Kamo-1 currently conditions on character animation and camera in 3D. The environment, objects, and surfaces remain conditioned from the first frame onwards. The model produces a convincing 2D effect without maintaining a true 3D position. While, in a fully 3D-conditioned environment, the character exists within a persistent spatial world. When they walk away, the model knows their exact coordinates, their proportions remain consistent, and the reduction in apparent size is a natural consequence of perspective in a real coordinate system, not a learned visual trick. This is the difference between simulating depth and understanding space: one reproduces appearance, the other preserves the geometric truth of where things are, how large they are, and how they relate to everything around them. Further out, the direction points toward conditioning on full persistent 3D worlds, complete environments with geometry, materials, and lighting, within which video generation operates. This is where the boundary between "3D-conditioned video model" and "world model" begins to dissolve.
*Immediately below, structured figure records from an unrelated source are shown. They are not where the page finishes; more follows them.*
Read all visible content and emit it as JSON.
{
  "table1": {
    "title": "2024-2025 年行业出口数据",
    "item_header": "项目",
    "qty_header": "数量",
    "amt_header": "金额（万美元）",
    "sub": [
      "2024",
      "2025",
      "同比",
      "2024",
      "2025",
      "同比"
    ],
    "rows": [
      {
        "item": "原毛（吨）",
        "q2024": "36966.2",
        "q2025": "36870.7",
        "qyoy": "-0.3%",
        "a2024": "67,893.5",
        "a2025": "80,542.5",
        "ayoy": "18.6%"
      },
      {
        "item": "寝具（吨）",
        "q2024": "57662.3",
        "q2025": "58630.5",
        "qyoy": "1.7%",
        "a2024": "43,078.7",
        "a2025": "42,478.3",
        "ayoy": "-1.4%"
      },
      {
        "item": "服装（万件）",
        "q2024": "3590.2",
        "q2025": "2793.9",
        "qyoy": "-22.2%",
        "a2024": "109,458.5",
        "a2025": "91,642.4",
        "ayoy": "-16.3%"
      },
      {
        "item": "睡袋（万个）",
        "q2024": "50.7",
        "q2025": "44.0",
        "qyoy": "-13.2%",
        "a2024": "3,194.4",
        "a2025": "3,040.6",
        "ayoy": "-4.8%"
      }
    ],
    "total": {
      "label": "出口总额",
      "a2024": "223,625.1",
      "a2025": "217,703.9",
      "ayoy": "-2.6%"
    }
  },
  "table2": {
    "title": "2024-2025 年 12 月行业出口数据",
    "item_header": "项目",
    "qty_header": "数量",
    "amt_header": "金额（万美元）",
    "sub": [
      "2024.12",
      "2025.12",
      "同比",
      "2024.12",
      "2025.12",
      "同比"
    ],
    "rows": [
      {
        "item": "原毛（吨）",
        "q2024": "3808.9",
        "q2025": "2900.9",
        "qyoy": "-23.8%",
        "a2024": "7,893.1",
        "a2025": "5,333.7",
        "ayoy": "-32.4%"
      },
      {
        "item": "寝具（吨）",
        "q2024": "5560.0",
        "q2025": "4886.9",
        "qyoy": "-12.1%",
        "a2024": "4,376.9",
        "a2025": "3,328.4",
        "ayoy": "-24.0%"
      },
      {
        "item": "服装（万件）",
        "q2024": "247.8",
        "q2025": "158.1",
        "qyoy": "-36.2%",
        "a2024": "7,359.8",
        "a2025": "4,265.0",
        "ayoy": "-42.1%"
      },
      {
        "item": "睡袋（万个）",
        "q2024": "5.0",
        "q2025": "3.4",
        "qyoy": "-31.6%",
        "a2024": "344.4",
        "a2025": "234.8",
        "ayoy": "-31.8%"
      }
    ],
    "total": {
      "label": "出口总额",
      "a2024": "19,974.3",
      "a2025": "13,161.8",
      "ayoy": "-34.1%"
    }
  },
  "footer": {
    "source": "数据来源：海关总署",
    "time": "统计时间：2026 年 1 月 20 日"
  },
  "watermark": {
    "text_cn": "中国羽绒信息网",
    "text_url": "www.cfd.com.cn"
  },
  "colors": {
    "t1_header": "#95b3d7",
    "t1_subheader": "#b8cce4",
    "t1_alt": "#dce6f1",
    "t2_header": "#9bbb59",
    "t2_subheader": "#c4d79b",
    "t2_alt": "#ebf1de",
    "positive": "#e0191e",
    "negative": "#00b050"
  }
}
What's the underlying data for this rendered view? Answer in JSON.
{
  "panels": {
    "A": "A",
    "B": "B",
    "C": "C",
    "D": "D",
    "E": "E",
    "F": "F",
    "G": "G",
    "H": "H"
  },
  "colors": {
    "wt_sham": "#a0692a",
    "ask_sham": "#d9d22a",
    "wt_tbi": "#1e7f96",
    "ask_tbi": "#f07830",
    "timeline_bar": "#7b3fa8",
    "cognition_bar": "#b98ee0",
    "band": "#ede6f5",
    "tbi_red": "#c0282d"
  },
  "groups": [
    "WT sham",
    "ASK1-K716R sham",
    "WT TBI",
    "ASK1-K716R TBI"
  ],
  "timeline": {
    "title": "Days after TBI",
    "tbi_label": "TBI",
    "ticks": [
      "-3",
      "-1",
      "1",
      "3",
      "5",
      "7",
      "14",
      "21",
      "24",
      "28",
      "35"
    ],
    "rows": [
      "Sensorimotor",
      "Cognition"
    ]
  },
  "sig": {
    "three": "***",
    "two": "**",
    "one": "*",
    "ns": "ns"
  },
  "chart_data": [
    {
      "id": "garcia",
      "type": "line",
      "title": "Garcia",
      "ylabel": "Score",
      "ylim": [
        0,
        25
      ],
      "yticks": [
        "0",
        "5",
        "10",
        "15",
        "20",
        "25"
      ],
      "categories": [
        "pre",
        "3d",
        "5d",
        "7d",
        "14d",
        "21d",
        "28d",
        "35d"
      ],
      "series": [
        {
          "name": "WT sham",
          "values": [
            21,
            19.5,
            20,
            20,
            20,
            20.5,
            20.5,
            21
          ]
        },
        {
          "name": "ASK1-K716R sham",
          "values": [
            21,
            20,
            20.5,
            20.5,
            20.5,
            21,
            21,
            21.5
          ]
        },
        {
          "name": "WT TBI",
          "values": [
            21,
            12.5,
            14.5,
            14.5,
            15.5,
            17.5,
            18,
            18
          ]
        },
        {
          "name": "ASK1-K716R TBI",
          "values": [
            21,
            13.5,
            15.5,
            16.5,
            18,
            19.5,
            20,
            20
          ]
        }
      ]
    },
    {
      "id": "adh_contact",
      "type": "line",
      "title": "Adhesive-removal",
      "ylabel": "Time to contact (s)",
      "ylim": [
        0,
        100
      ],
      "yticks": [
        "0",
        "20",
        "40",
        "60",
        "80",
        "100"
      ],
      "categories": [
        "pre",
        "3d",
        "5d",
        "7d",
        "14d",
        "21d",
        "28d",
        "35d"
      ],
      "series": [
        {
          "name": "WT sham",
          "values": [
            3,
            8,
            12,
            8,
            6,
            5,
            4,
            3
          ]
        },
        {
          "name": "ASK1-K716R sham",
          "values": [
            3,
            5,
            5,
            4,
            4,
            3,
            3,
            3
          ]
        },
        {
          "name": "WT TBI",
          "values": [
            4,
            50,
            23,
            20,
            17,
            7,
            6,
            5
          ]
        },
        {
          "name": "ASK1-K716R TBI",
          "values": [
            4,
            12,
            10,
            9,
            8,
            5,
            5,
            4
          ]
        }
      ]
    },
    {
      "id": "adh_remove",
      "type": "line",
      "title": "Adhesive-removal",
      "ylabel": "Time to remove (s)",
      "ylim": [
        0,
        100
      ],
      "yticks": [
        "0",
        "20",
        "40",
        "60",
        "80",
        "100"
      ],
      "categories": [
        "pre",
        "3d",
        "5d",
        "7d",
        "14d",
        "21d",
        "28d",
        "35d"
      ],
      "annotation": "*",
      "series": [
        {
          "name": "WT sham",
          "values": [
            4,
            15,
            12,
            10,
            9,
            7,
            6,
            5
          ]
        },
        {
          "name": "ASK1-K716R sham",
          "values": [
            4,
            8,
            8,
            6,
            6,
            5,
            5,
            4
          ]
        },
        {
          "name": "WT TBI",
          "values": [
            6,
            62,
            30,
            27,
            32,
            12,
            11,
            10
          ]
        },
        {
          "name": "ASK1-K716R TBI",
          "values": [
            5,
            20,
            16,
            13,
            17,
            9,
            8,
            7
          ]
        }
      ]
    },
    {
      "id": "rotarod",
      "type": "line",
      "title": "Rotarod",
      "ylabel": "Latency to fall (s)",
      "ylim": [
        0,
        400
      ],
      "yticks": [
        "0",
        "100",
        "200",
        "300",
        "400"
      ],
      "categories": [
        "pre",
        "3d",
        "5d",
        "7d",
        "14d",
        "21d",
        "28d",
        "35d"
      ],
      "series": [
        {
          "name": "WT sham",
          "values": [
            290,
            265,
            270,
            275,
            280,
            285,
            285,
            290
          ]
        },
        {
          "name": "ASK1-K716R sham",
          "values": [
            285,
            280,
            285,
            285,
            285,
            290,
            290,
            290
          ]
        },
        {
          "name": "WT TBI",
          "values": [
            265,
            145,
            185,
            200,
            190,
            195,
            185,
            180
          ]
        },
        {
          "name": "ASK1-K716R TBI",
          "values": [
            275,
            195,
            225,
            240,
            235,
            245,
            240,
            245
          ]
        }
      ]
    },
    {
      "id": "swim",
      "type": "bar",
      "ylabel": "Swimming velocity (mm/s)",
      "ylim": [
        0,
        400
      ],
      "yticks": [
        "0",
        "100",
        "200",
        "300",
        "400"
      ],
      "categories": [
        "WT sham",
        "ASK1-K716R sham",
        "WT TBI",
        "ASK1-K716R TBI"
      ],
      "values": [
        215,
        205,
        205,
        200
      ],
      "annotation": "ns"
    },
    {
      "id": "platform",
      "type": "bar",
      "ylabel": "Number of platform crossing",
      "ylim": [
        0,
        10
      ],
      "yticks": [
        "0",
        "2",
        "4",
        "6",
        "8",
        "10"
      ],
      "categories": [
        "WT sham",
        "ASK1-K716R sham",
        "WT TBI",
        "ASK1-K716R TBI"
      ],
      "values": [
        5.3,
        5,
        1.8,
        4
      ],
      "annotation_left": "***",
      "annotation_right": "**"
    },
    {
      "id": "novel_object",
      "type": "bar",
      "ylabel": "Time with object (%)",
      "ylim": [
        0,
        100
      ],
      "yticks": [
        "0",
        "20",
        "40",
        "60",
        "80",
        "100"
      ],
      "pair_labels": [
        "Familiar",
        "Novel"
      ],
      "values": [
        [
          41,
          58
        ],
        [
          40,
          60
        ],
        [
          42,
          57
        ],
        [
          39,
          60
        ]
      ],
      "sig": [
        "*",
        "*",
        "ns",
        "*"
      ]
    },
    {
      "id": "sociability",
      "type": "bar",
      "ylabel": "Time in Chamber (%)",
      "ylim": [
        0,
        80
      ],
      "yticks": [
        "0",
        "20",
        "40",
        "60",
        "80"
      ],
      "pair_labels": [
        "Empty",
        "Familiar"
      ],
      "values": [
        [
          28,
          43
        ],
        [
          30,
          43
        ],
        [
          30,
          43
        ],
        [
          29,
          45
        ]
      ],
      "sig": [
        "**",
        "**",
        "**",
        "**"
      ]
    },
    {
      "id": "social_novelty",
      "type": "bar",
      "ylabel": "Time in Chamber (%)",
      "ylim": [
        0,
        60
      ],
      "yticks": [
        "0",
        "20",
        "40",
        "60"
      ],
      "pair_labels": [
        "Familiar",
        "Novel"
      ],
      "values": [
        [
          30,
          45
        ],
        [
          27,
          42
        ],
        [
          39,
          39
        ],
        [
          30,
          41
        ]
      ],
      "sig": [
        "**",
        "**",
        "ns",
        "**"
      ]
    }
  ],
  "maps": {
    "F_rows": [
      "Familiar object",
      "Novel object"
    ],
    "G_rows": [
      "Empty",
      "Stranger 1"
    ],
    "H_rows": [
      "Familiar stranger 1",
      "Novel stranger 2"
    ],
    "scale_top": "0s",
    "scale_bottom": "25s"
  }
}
3D conditioning is a foundation, not a solution. You cannot reason about physics without first knowing where things are in space. 3D conditioning provides that spatial scaffold: the geometry and depth relationships on which physical reasoning depends. Without this layer, any understanding the model develops is built on ambiguous 2D projections. With it, the model has a coordinate system on which higher-level physical understanding can eventually be constructed. 3D conditioning does not teach physics. It builds the foundation that physics requires.
3D approaches come with real trade-offs. Current 3D conditioning and rendering methods tend to reduce visual quality: tighter spatial control can produce video that is geometrically accurate but visually rigid, and video models that are not realistic are in certain cases not usable regardless of how precise its physics are. 3D data is both rare and difficult to obtain at high quality. 3D generation technologies are not yet perfectly reliable, and feeding a video model inaccurate 3D reconstructions introduces errors that propagate through every frame. These are real constraints. But they are engineering problems, not structural ones. Visual quality improves as conditioning architectures mature. 3D data availability is growing through synthetic generation. And computational costs follow the same trajectory as every prior advance in the field: expensive at introduction, rapidly declining with optimization.
We are building toward a future where video generation produces not just images that look like reality, but representations that are grounded in how reality works.
The field is just beginning to discover what that requires.